Now smitten, the Alströms brewed their own beer, and, with Todd returning to the United States smack in the middle of the craft beer revolution, they tasted copiously of the new brews appearing in just about any style a beer historian could conjure up, and quite a few more. That’s when they came up with the idea of posting their reviews on the Internet. Todd quit his day job in advertising four years ago to devote himself to beeradvocate.com. Jason left his job as an airline baggage handler just last year. Now, along with their Web site and magazine they hope to open their own brewery in the Boston area. But their biggest hope is more ambitious by far.
“One of our main goals is trying to raise the image of beer as a whole and bring back the beer culture,” Todd said. “We had a beer culture but Prohibition kind of reset the button.”
The popular image of beer drinkers has always been the industry’s greatest strength and its greatest weakness. The slobbering yahoos at the football game with the bare chests and painted faces; the snarling mud wrestlers battling over “tastes great, less filling,” and the usual array of good ol’ frat house antics are all representations from the mass-market beer industry itself, which has succeeded by aiming low. The cost has been respect, and the result has been a decades-long battle to win it back.
The Alströms and others in the craft beer industry are determined to remove the image of rowdiness from beer drinking. At the beer festivals they sponsor in the Boston area they emphasize beer-and-food pairings, and they limit the size of the beers served by the brewers in attendance to tastes, to discourage overindulgence.
“We find a lot of people who learn this culture has nothing to do with the beer culture they’re used to,” Todd said.

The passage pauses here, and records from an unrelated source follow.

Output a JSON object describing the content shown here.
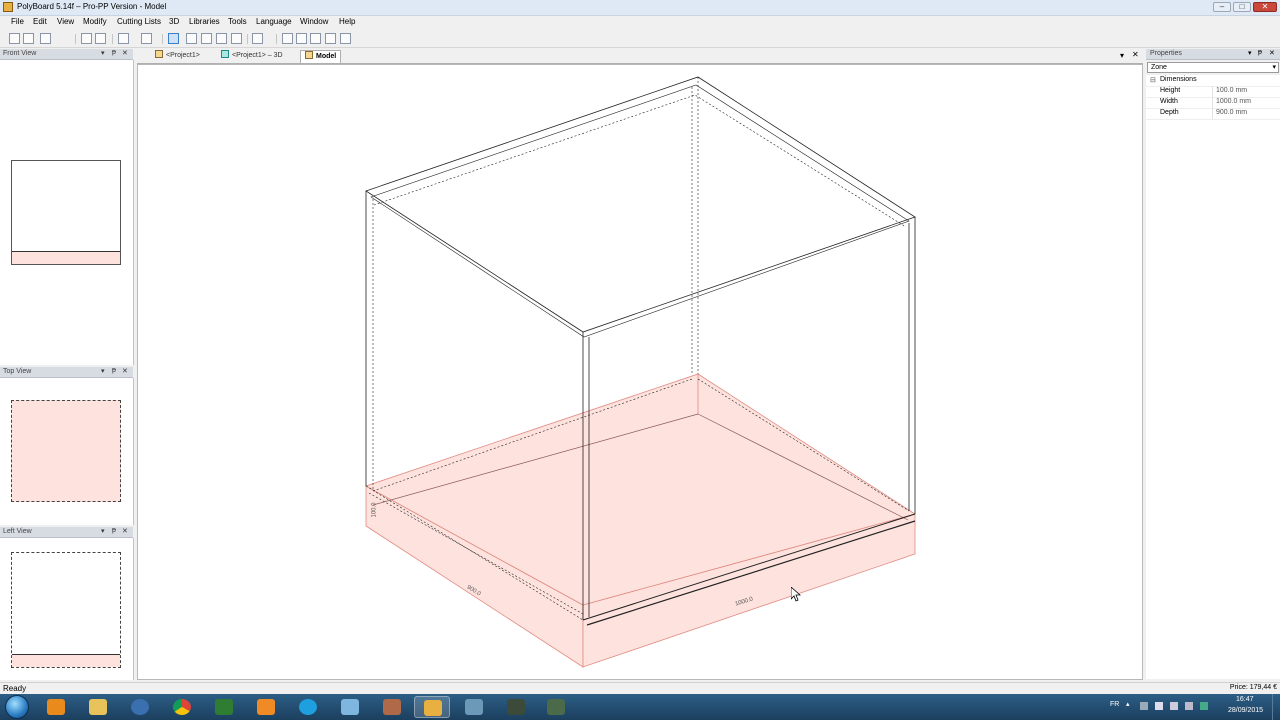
{
  "window": {
    "title": "PolyBoard 5.14f – Pro-PP Version - Model",
    "controls": {
      "minimize": "–",
      "maximize": "□",
      "close": "✕"
    }
  },
  "menu": [
    "File",
    "Edit",
    "View",
    "Modify",
    "Cutting Lists",
    "3D",
    "Libraries",
    "Tools",
    "Language",
    "Window",
    "Help"
  ],
  "toolbar": {
    "buttons": [
      "new-icon",
      "open-icon",
      "save-icon",
      "print-icon",
      "print-preview-icon",
      "undo-icon",
      "redo-icon",
      "select-icon",
      "cube-icon",
      "zoom-in-icon",
      "zoom-out-icon",
      "zoom-extents-icon",
      "pan-icon"
    ]
  },
  "left_panels": {
    "front": {
      "title": "Front View"
    },
    "top": {
      "title": "Top View"
    },
    "left": {
      "title": "Left View"
    },
    "panel_buttons": {
      "dropdown": "▾",
      "pin": "ᵽ",
      "close": "✕"
    }
  },
  "document": {
    "tabs": [
      {
        "label": "<Project1>",
        "icon": "project-icon",
        "active": false
      },
      {
        "label": "<Project1> – 3D",
        "icon": "cube-icon",
        "active": false
      },
      {
        "label": "Model",
        "icon": "model-icon",
        "active": true
      }
    ],
    "controls": {
      "dropdown": "▾",
      "close": "✕"
    }
  },
  "model": {
    "dim_height": "100.0",
    "dim_depth": "900.0",
    "dim_width": "1000.0",
    "colors": {
      "zone_fill": "#fde2de",
      "zone_edge": "#e08a80",
      "line": "#222222"
    }
  },
  "properties": {
    "title": "Properties",
    "selector": "Zone",
    "group": "Dimensions",
    "rows": [
      {
        "name": "Height",
        "value": "100.0 mm"
      },
      {
        "name": "Width",
        "value": "1000.0 mm"
      },
      {
        "name": "Depth",
        "value": "900.0 mm"
      }
    ]
  },
  "status": {
    "text": "Ready",
    "price": "Price: 179,44 €"
  },
  "taskbar": {
    "apps": [
      "start",
      "media-player",
      "file-explorer",
      "thunderbird",
      "chrome",
      "excel",
      "g-app",
      "skype",
      "polyboard-blue",
      "paint-tool",
      "polyboard",
      "vmware",
      "opticut",
      "recorder"
    ],
    "tray": {
      "lang": "FR",
      "time": "16:47",
      "date": "28/09/2015"
    }
  }
}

Even Anheuser-Busch, the biggest of the big breweries, has gotten on board with “Here’s to Beer,” a campaign and Web site aimed at merchants and the hard-core beer lovers. Rather than talk about particular brands — it doesn’t even mention Anheuser-Busch — it focuses on education, talking about history, varieties and styles, and beer-and-food pairings.
“These are places that we haven’t traditionally been,” said Bob Lachky, an Anheuser-Busch executive. “Ultimately it’s aimed at the consumer to rethink beer.”